Eager to ride high on the surging video-game competition industry, investors rushed this week to take stakes in AlphaDraft, a fantasy e-sports contest startup, and Mobcrush, an iOS app that streams video of people playing mobile games.
Though e-sports might seem like niche entertainment, it has become big business recently. The 2013 championship tournament for “League of Legends,” for instance, a computer game made by West L.A.’s Riot Games, sold out Staples Center and boasted 32 million online viewers.
In all, some 6.6 billion hours of video-game competitions are projected to be watched in 2018, up from just 2.4 billion hours in 2013, according to a study by analytic firm IHS.
That potential for massive growth is feeding an investment binge in the space. Amazon.com bought video game-streaming service Twitch for $970 million in August and encouraged ESPN2 to start televising video-game tournaments in April. It has also led startups to think of novel ways to make money from the growing industry.
While Twitch and ESPN make money from e-sports via subscription fees and advertising, AlphaDraft, housed at Venice accelerator Amplify LA, is using a novel fantasy sports model to make money. Like fantasy football, AlphaDraft runs fantasy e-sports drafts and pays out winnings to those who perform the best betting on the statistical performance of video-game players.
The startup said it has more than 1 million contest entries since launching in January and its top winner, an actuary who designed his own statistical model for creating fantasy video-game teams, has won $30,488 in prizes.
Such enthusiastic engagement in e-sports has outsiders perking up.
Investors, led by Metamorphic Ventures with participation from William Morris Endeavor Entertainment and former National Basketball Association Commissioner David Stern, among others, backed AlphaDraft with $5 million this week.
For its part, WME, a talent agency known for representing actors and musicians, is treating video-gamers like any talent; it bought e-sports talent agency Global eSports Management in January for an undisclosed amount.
“WME sees e-sports as a huge part of the industry going forward,” said AlphaDraft Chief Executive Todd Peterson. “The size of this market will likely surpass the size of all traditional sports markets.”
What’s catching WME’s attention is an industry, much like the sports world, that is flush with celebrities. By sharing their skilled gameplay or humorous in-game commentary on YouTube or Twitch, celebrity gamers have established themselves as influencers of their fans’ buying decisions. WME and others are working on turning that influence into advertising power.
“When it comes to what’s the wow factor in the game and how far it can be pushed, what makes it interesting to watch that comes from influencers, the people pushing the game to the outer limits,” said Jeremy Monroe, chief customer officer at Manhattan Beach’s Ninja Metrics, a video-game analytics company that helps advertisers find and market to influential players. “I believe there is a direct correlation between the boom of e-sports and the technology platforms that allow gamers to be recognized.”

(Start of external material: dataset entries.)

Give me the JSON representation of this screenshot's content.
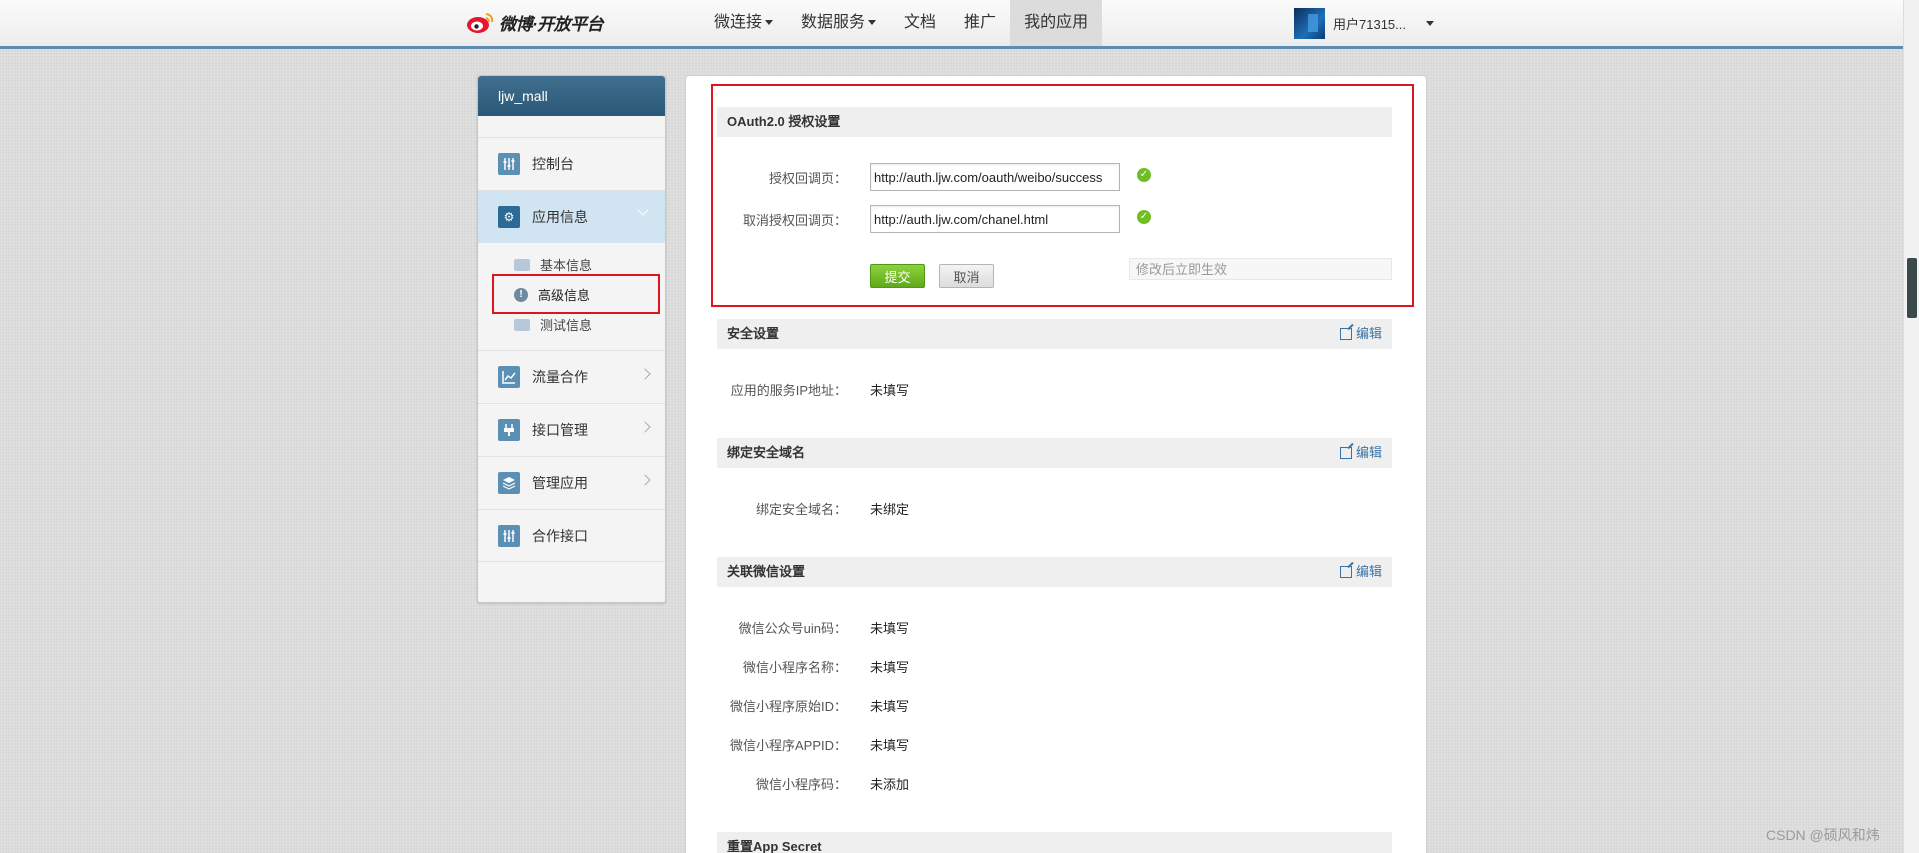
{
  "header": {
    "logo_text": "微博·开放平台",
    "nav": [
      {
        "label": "微连接",
        "dropdown": true
      },
      {
        "label": "数据服务",
        "dropdown": true
      },
      {
        "label": "文档",
        "dropdown": false
      },
      {
        "label": "推广",
        "dropdown": false
      },
      {
        "label": "我的应用",
        "dropdown": false,
        "active": true
      }
    ],
    "user_name": "用户71315..."
  },
  "sidebar": {
    "app_name": "ljw_mall",
    "items": [
      {
        "label": "控制台",
        "icon": "sliders-icon"
      },
      {
        "label": "应用信息",
        "icon": "gear-icon",
        "active": true
      },
      {
        "label": "流量合作",
        "icon": "chart-icon"
      },
      {
        "label": "接口管理",
        "icon": "plug-icon"
      },
      {
        "label": "管理应用",
        "icon": "layers-icon"
      },
      {
        "label": "合作接口",
        "icon": "sliders-icon"
      }
    ],
    "sub_items": [
      {
        "label": "基本信息",
        "icon": "card-icon"
      },
      {
        "label": "高级信息",
        "icon": "info-icon",
        "active": true
      },
      {
        "label": "测试信息",
        "icon": "image-icon"
      }
    ]
  },
  "oauth": {
    "title": "OAuth2.0 授权设置",
    "callback_label": "授权回调页：",
    "callback_value": "http://auth.ljw.com/oauth/weibo/success",
    "cancel_callback_label": "取消授权回调页：",
    "cancel_callback_value": "http://auth.ljw.com/chanel.html",
    "submit_label": "提交",
    "cancel_label": "取消",
    "hint": "修改后立即生效"
  },
  "security": {
    "title": "安全设置",
    "edit_label": "编辑",
    "ip_label": "应用的服务IP地址：",
    "ip_value": "未填写"
  },
  "domain": {
    "title": "绑定安全域名",
    "edit_label": "编辑",
    "label": "绑定安全域名：",
    "value": "未绑定"
  },
  "wechat": {
    "title": "关联微信设置",
    "edit_label": "编辑",
    "rows": [
      {
        "label": "微信公众号uin码：",
        "value": "未填写"
      },
      {
        "label": "微信小程序名称：",
        "value": "未填写"
      },
      {
        "label": "微信小程序原始ID：",
        "value": "未填写"
      },
      {
        "label": "微信小程序APPID：",
        "value": "未填写"
      },
      {
        "label": "微信小程序码：",
        "value": "未添加"
      }
    ]
  },
  "reset": {
    "title": "重置App Secret"
  },
  "watermark": "CSDN @硕风和炜",
  "colors": {
    "accent_blue": "#2c5877",
    "highlight_red": "#e0141e",
    "submit_green": "#5ea91b"
  }
}
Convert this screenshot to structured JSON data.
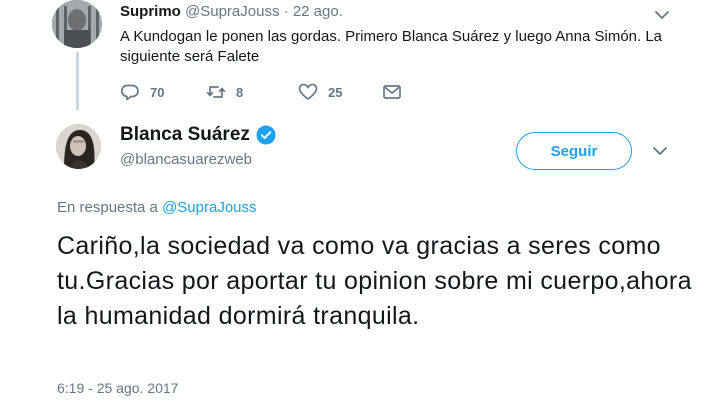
{
  "reply_tweet": {
    "author_name": "Suprimo",
    "author_handle": "@SupraJouss",
    "separator": " · ",
    "date": "22 ago.",
    "text": "A Kundogan le ponen las gordas. Primero Blanca Suárez y luego Anna Simón. La siguiente será Falete",
    "actions": {
      "reply_count": "70",
      "retweet_count": "8",
      "like_count": "25"
    }
  },
  "main_tweet": {
    "author_name": "Blanca Suárez",
    "author_handle": "@blancasuarezweb",
    "follow_label": "Seguir",
    "in_reply_prefix": "En respuesta a ",
    "in_reply_mention": "@SupraJouss",
    "text": "Cariño,la sociedad va como va gracias a seres como tu.Gracias por aportar tu opinion sobre mi cuerpo,ahora la humanidad dormirá tranquila.",
    "timestamp": "6:19 - 25 ago. 2017"
  },
  "colors": {
    "accent": "#1da1f2",
    "text_primary": "#14171a",
    "text_secondary": "#657786",
    "thread_line": "#ccd6dd"
  },
  "icons": {
    "reply": "reply-icon",
    "retweet": "retweet-icon",
    "like": "heart-icon",
    "message": "message-icon",
    "verified": "verified-badge-icon",
    "caret": "chevron-down-icon"
  }
}
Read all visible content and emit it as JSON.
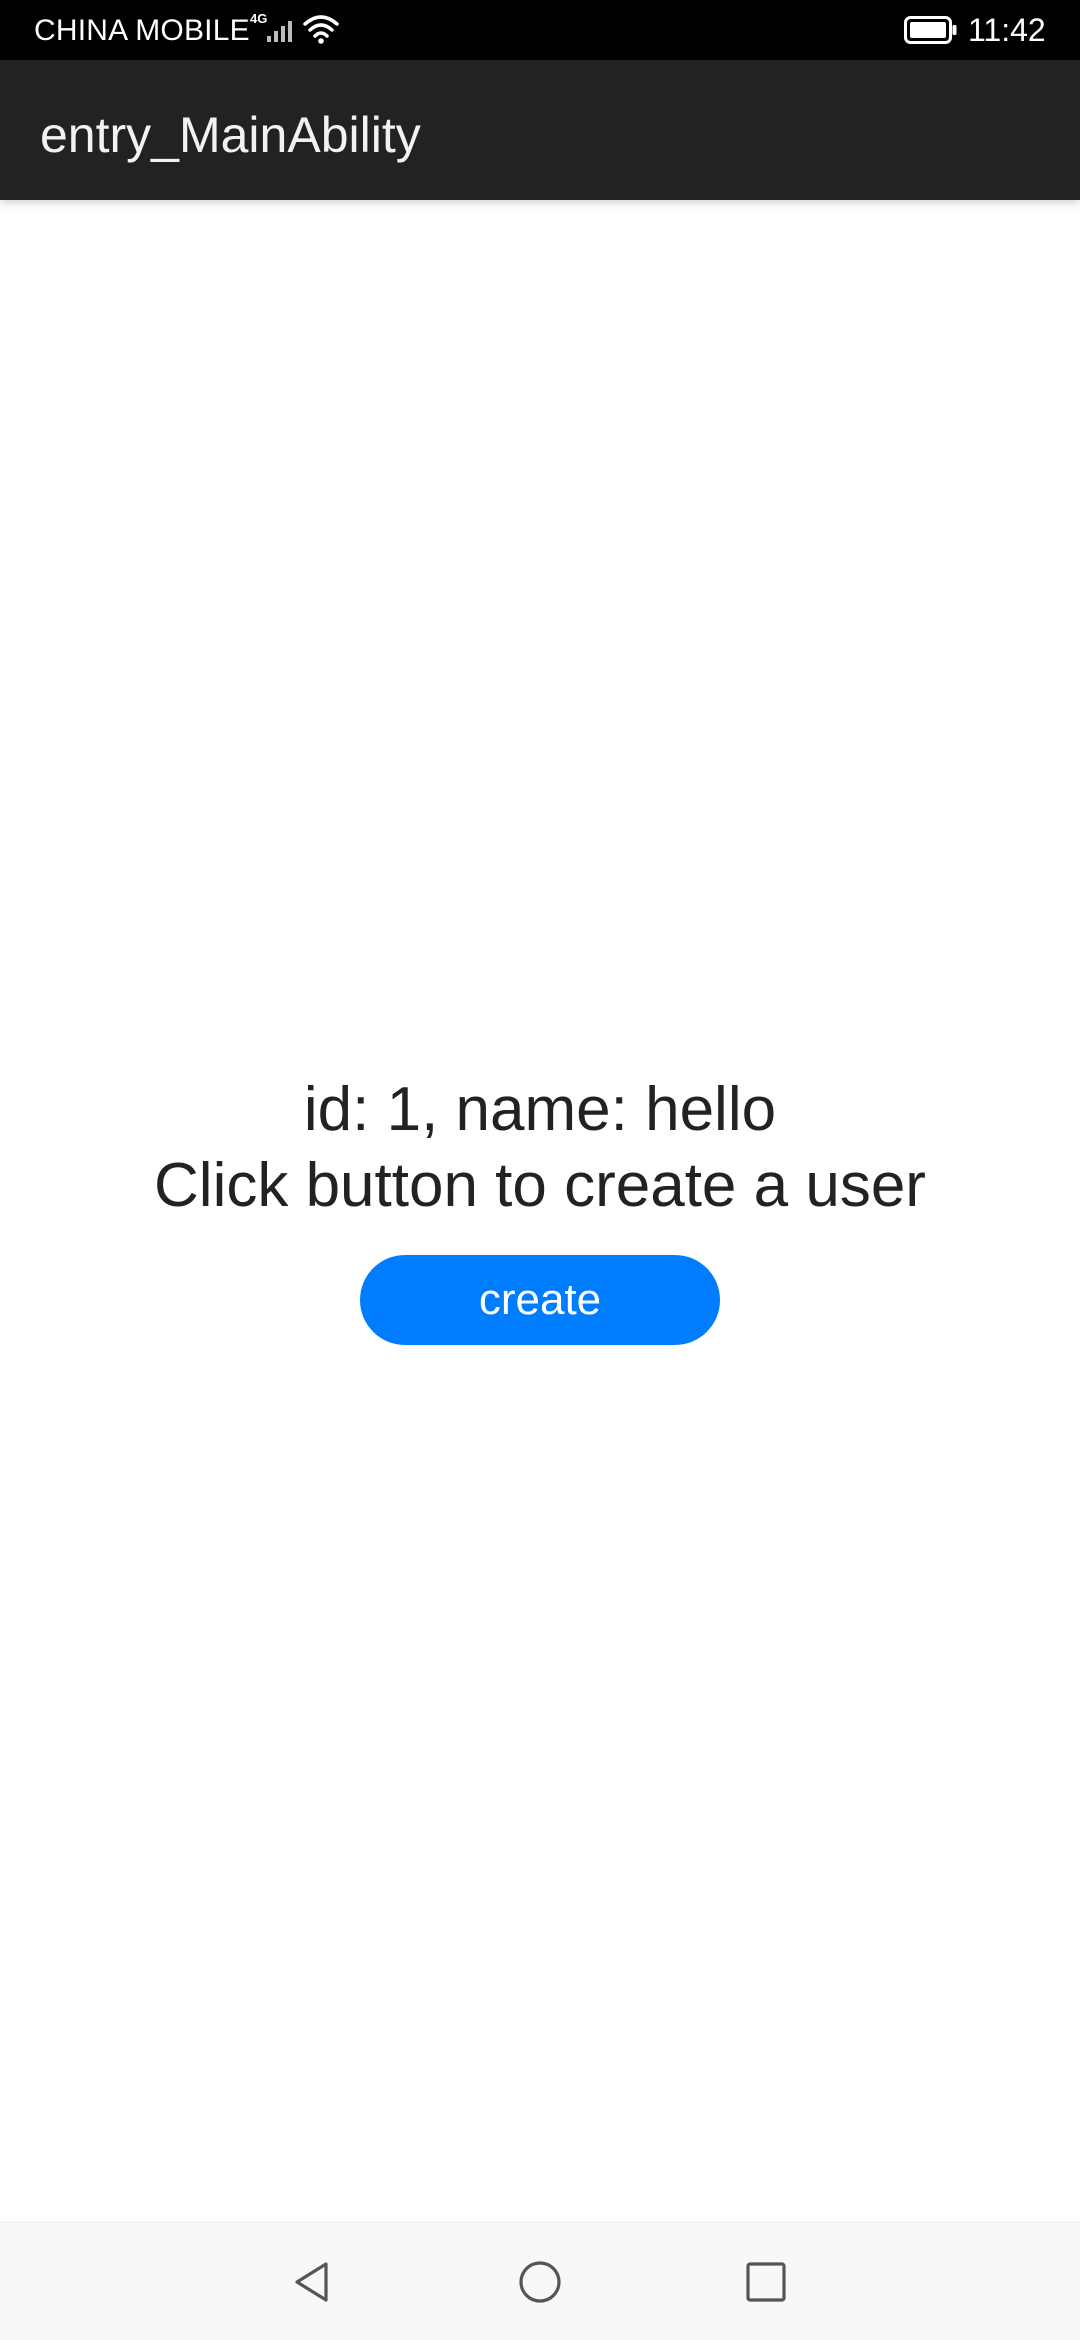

Yet, as Twitch and AlphaDraft have highlighted gamers on Xbox and PlayStation consoles, and PCs, others are looking to push e-sports further still.
“You have the same engagement, if not more, on mobile,” said Javier Ferreira, chief operating officer of Culver City mobile gaming studio Scopely. “What is now needed is a platform that allows or enables this behavior that is already happening in mobile games to surface.”
Venice’s Mobcrush, an iOS app that streams video of people playing mobile games, wants to be that platform.
The company raised a $4.9 million seed investment round this week from investors including Rincon Venture Partners, Crosscut Ventures, Lions Gate Entertainment Corp., CAA Ventures and BAM Ventures. It believes it can duplicate Twitch’s success live broadcasting PC and console video games with mobile games.
Mobcrush founder and Chief Executive Royce Disini said people enjoy watching mobile games for many of the same reasons they enjoy watching game play of console or PC games.
“There’s an entertainment value, there’s a learning value and there’s a community value,” he explained. “The community forms and watches someone play and they chat around it.”
The company, which also live streams noncompetitive mobile game play, is currently in private beta testing. In March, Disini said, Mobcrush live streamed an experimental e-sports tournament for the mobile game “Hearthstone,” making it the first company to broadcast a competition right from mobile phones. The company has plans to live stream more tournaments this summer.
Ultimately, if mobile e-sports prove to be as exciting as their predecessors, Mobcrush’s backers see a media channel with even bigger prospects.
“E-sports are migrating to mobile and mobile is much bigger potential market than PC,” said Clinton Foy, investor and managing director of Venice’s Crosscut Ventures. “There are 2 billion mobile devices out there, and people want better content than just casual games. We think it’s a massive opportunity.”